Mendocino County-based Fetzer Vineyards recently announced that it has received platinum level Zero Waste certification from the U.S. Zero Waste Business Council (USZWBC). Platinum certification, the highest level offered by the USZWBC, recognizes the company for successfully diverting 97.7 percent of its waste from landfill, incineration and the environment.
“Our certification program holds to the highest standards and is one of the toughest in the country, so reaching the platinum level is a great accomplishment,” said Stephanie Barger, founder and executive director of USZWBC. “Fetzer Vineyards has been a longtime partner of the Zero Waste movement. Recognizing and documenting Fetzer’s achievements beyond recycling to reduce, retrain and redesign systems increases its bottom-line and motivates other companies to take the next step.”

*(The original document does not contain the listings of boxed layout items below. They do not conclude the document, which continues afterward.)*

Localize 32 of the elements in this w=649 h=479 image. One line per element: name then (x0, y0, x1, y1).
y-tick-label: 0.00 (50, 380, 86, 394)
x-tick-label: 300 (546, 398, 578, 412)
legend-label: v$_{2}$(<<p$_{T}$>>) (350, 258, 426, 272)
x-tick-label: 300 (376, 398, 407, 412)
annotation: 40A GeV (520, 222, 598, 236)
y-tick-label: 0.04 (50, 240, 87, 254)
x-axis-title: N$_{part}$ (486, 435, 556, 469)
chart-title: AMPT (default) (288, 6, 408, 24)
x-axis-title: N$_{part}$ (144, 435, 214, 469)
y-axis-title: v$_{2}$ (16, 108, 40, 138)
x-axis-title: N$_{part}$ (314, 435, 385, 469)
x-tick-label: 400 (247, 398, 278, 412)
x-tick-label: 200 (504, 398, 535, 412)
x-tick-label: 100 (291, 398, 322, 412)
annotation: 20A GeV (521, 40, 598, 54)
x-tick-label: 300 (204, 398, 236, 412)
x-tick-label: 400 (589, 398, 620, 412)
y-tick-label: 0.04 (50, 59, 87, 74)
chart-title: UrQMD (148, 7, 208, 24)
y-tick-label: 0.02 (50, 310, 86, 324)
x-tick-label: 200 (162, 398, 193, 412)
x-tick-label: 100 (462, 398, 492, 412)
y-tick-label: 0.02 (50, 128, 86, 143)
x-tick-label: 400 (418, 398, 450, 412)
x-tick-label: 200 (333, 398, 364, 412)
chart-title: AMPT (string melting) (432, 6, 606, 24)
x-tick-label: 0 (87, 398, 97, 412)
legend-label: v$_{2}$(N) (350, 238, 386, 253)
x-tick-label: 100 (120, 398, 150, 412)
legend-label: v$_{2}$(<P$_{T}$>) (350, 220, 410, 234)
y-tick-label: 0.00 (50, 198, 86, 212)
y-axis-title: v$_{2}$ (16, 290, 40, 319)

“We are honored to be the first wine company to achieve Zero Waste certification,” said Fetzer’s sustainability manager Josh Prigge. “This achievement reinforces that companies can work to create a closed-loop system that is both profitable and sustainable.”
The goal of businesses participating in the USZWBC Zero Waste Certification program is to drive their programs beyond recycling to Zero Waste analysis, leadership, purchasing and total participation. The goal of Zero Waste is to divert all end-use material from landfill, incineration and the environment, while achieving a minimum of 90 percent diversion based on the standards set by the Zero Waste International Alliance (ZWIA). Fetzer is exceeding this by 7.7 percent.
Here are Fetzer’s environmental achievements to date:
- Diverted 97.7 percent of all waste from landfills and incineration in 2013 through recycling, reusing, and composting used materials
- Diverted approximately 2,807 tons of total waste from landfill in 2013, equal to the weight of about 1,400 cars
- Exceeded the California State Mandate of 75 percent diversion (AB341) by 2017
- Reduced annual waste sent to the landfill by more than 96 percent since 1990
- Composted 3.6 million pounds of grape skins, stems, and seeds in 2013, which is then reintroduced into its vineyards as fertilizer
- Became the first winery in California to operate on 100 percent renewable energy in 1999
- Saved more than $388,000 per year in disposal costs and including revenue for recycling
Speaking of zero-waste wine production, in June 2013 the University of California Davis celebrated the opening of the Jess S. Jackson Sustainable Winery Building, which was designed to not only be zero-waste but completely self-sustaining. Made possible by a $3 million pledge from the late Jackson Family Wines founder Jess Jackson and his wife, Barbara Banke, the $4 million structure — when fully operational — will enable the adjacent teaching and research winery, brewery and food-processing facility to operate self-sustainably through onsite capture of energy and water. The 8,500-square-foot building will also house equipment and systems for capturing and sequestering carbon dioxide from wine fermentation, and for filtering and recirculating water for wine, beer and food processing. It is expected to be the first building at any university to be certified Net Zero Energy under the Living Building Challenge and only the second such building in California.